Birth Trauma Happens to Couples
While you or your baby may have been the ones to experience danger, birth trauma happens to the entire family. Partners are often traumatized too. In birth itself, partners can have such different experiences. Partners may literally not be in the same room, particularly if the birth happened during the COVID-19 pandemic, and are often tasked with making different sorts of decisions not as collaboratively as they may have wanted or expected.
One of the units that can be harmed by trauma is the relationship itself. Couples often need strong leadership in helping them discuss the trauma in a manner that supports healing. In in-person couples therapy in our offices in Tribeca, as well as in our virtual couples therapy offerings, we help couples talk about trauma with the right guideposts, including:
- What happened during the birth for both partners?
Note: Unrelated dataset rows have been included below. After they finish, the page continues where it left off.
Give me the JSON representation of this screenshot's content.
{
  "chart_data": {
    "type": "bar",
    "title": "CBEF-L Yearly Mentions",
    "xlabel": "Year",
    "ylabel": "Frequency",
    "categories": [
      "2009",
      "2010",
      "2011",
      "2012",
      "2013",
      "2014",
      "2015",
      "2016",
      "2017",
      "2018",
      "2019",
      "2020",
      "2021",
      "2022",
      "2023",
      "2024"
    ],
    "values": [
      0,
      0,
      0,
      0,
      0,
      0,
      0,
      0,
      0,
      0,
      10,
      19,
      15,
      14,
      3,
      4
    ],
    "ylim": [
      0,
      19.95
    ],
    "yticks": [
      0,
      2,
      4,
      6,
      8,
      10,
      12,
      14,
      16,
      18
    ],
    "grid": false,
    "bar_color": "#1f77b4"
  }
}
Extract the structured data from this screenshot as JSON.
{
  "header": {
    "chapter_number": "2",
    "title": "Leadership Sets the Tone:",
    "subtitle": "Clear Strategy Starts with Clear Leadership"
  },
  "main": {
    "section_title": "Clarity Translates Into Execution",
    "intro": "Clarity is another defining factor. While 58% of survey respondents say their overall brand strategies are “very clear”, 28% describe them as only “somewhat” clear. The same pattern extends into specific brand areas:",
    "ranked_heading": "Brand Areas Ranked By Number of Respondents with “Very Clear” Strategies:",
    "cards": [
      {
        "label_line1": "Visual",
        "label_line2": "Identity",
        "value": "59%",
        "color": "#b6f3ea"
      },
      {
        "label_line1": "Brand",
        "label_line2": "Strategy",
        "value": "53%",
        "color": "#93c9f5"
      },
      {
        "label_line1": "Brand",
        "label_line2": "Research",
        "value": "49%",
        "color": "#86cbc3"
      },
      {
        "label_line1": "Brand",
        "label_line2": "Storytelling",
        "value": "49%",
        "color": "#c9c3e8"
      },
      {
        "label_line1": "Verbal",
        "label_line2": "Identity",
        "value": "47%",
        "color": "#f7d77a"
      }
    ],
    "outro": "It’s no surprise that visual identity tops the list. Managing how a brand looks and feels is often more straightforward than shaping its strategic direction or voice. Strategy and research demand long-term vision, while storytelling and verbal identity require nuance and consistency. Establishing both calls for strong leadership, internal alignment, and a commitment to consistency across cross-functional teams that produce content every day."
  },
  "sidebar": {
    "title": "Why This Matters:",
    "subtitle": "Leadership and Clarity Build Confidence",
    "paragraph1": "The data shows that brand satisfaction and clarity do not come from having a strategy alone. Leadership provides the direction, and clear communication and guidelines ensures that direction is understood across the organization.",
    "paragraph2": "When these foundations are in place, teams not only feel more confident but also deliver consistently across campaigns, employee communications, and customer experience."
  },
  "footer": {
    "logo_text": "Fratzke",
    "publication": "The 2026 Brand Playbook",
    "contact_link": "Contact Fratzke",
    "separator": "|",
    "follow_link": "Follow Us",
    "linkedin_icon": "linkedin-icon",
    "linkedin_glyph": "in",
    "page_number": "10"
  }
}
- What is currently happening at home?
- What are some ways that each partner experienced the trauma separately that can be shared in order to understand each person’s perhaps quite different experience and pain?
- What was and is each person’s emotional experience?
- What are each partner’s current emotional and logistical needs?
We recognize that birth trauma can also complicate a couple’s sexual relationship, which can be especially difficult to discuss. We help couples have those conversations so they can move toward healing in all aspects of their relationship.
Meanwhile, the emotional work for couples is about more than talking about what happened. It’s about creating a shared understanding, allowing space to get close to each partner’s pain and grief, and finding ways of moving forward so that the trauma no longer disrupts both individuals and the relationship itself.